Уже то там, то здесь бешеный конь несется– без седока, высоко закинув голову… Иной несет на седле мертвое тело, пока оно не свалилось на землю… Нет порядка, нет ранжиру – смерть командует…
А ружейное лопотанье так и захлебывается в переливчатом огне, перебегая с места на место, словно это что-то живое лопочет несвязно, нервно… А горластые пушки так и задыхаются, кажется, торопясь изрыгнуть больше и больше огней и смертей…
Отбившись от общей свалки, окруженный французскими драгунами, какой-то русский офицер отчаянно защищается. Но он один, а над ним сверкают до пяти-шести сабельных клинков… Он уже шатается на седле, готов упасть, сабельные удары скользят по нем, по его седлу, по лошади… Погибает, бедный!..
Это видит Дурова – и не выносит такого мучительного зрелища. Как безумная, с пикой наперевес, она несется на помощь погибающему, гикая по-казацки своим детским голосом, – и странно, непостижимо! старые драгуны Наполеона робеют этого детского гиканья и разлетаются в стороны.
– Кто вы? – спрашивает девушка, подскакивая к офицеру, который уже лежал на земле раненый.
– Панин, – отвечает тот.
А раненый конь его, освободившись от седока, бешено скачет за убегающими драгунами, в ряды неприятеля, словно хочет отмстить им за своего хозяина.
Девушка нагибается к офицеру и поддерживает его.
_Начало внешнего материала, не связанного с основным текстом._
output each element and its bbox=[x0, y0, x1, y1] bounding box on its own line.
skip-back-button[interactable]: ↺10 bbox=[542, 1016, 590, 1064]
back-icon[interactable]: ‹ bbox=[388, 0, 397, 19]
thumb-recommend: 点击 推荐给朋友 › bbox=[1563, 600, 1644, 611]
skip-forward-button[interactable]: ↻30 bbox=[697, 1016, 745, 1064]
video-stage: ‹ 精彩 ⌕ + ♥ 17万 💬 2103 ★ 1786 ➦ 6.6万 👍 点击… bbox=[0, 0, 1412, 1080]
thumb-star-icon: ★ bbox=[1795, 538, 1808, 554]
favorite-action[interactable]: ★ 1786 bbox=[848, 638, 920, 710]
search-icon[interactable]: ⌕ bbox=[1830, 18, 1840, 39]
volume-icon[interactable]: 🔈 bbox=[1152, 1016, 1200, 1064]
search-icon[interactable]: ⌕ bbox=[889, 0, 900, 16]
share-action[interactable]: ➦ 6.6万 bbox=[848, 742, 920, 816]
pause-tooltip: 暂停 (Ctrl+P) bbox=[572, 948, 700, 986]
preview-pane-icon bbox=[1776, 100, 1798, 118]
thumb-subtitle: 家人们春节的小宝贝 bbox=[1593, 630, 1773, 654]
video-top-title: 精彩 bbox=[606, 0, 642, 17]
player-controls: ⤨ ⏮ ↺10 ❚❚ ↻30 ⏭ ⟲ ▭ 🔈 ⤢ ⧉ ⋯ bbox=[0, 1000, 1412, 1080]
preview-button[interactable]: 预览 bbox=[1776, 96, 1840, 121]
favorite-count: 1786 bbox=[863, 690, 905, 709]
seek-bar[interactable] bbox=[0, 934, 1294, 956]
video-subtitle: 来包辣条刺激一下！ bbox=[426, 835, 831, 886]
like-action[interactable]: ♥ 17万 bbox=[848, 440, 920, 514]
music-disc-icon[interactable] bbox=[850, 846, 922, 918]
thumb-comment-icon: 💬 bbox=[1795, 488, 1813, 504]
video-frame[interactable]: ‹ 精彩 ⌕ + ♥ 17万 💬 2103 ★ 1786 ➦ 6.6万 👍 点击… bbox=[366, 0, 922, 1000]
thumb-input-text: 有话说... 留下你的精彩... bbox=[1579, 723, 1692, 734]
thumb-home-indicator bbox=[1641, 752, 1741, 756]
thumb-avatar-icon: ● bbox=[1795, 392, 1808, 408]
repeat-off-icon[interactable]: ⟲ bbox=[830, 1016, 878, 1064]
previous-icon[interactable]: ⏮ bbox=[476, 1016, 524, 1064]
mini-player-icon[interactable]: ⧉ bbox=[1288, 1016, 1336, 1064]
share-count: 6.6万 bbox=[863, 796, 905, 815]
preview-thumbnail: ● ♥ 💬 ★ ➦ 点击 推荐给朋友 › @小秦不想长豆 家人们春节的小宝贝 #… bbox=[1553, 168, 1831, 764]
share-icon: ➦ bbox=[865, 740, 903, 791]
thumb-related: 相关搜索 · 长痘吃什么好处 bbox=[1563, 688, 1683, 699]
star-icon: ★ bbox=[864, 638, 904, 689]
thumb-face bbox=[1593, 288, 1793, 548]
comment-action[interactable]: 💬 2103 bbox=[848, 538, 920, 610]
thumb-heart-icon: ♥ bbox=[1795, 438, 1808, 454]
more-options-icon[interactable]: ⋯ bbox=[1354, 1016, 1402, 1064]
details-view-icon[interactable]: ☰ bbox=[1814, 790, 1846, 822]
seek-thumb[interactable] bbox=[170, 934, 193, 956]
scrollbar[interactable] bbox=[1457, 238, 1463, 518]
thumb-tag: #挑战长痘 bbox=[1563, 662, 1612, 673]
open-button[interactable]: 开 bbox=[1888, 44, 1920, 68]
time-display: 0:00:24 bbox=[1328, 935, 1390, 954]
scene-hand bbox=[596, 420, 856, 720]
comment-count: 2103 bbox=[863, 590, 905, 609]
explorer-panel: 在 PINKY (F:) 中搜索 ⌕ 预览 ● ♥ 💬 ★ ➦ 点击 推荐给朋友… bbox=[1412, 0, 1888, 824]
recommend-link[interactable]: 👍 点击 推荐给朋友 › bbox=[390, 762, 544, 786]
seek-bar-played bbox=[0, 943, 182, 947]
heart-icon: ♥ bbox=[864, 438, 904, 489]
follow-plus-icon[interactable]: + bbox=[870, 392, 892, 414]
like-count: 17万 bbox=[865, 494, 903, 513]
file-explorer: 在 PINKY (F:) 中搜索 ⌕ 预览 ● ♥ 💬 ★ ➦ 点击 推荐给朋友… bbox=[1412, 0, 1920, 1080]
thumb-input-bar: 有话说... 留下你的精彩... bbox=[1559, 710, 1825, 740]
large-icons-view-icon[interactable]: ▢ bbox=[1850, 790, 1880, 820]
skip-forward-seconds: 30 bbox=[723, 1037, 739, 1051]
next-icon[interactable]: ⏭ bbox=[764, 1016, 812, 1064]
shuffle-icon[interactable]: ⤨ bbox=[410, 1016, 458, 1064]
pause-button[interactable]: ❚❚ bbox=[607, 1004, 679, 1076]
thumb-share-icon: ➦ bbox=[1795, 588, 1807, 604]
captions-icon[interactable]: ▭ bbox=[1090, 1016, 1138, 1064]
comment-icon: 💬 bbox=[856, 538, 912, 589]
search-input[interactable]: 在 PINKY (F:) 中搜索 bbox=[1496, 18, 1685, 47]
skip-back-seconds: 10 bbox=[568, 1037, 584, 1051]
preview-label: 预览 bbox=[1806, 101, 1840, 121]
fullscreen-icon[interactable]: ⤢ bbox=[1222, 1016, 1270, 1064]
– Вы в состоянии сесть на лошадь? – спрашивает она, и у самой голос дрожит от волнения и счастья.
– Да мой конь убежал, – отвечает тот.
– Садитесь на моего.
– А вы сами?
– Я здоров, а вы ранены.
Раненый, взглянув в лицо своему спасителю, невольно восклицает:
– Да вы – ребенок! как вы попали в этот ад? Девушка, ничего не отвечая, помогает ему сесть на седло.
– По крайней мере скажите: кто вы? Я хочу знать имя своего спасителя, – настаивает раненый.
– Я – Дуров, конно-польского уланского полка… Спешите в обоз перевязать вашу рану… Алкид! будь умен, вези хорошенько, – обратилась она к коню и потрепала его шею. – До свиданья, господин Панин.
Панину казалось, что все это сон. Сном казалась и необыкновенной девушке первая битва, в которой она участвовала и – спасла человека. Она сама не понимала величия своего подвига – она только радовалась, что сделала доброе дело.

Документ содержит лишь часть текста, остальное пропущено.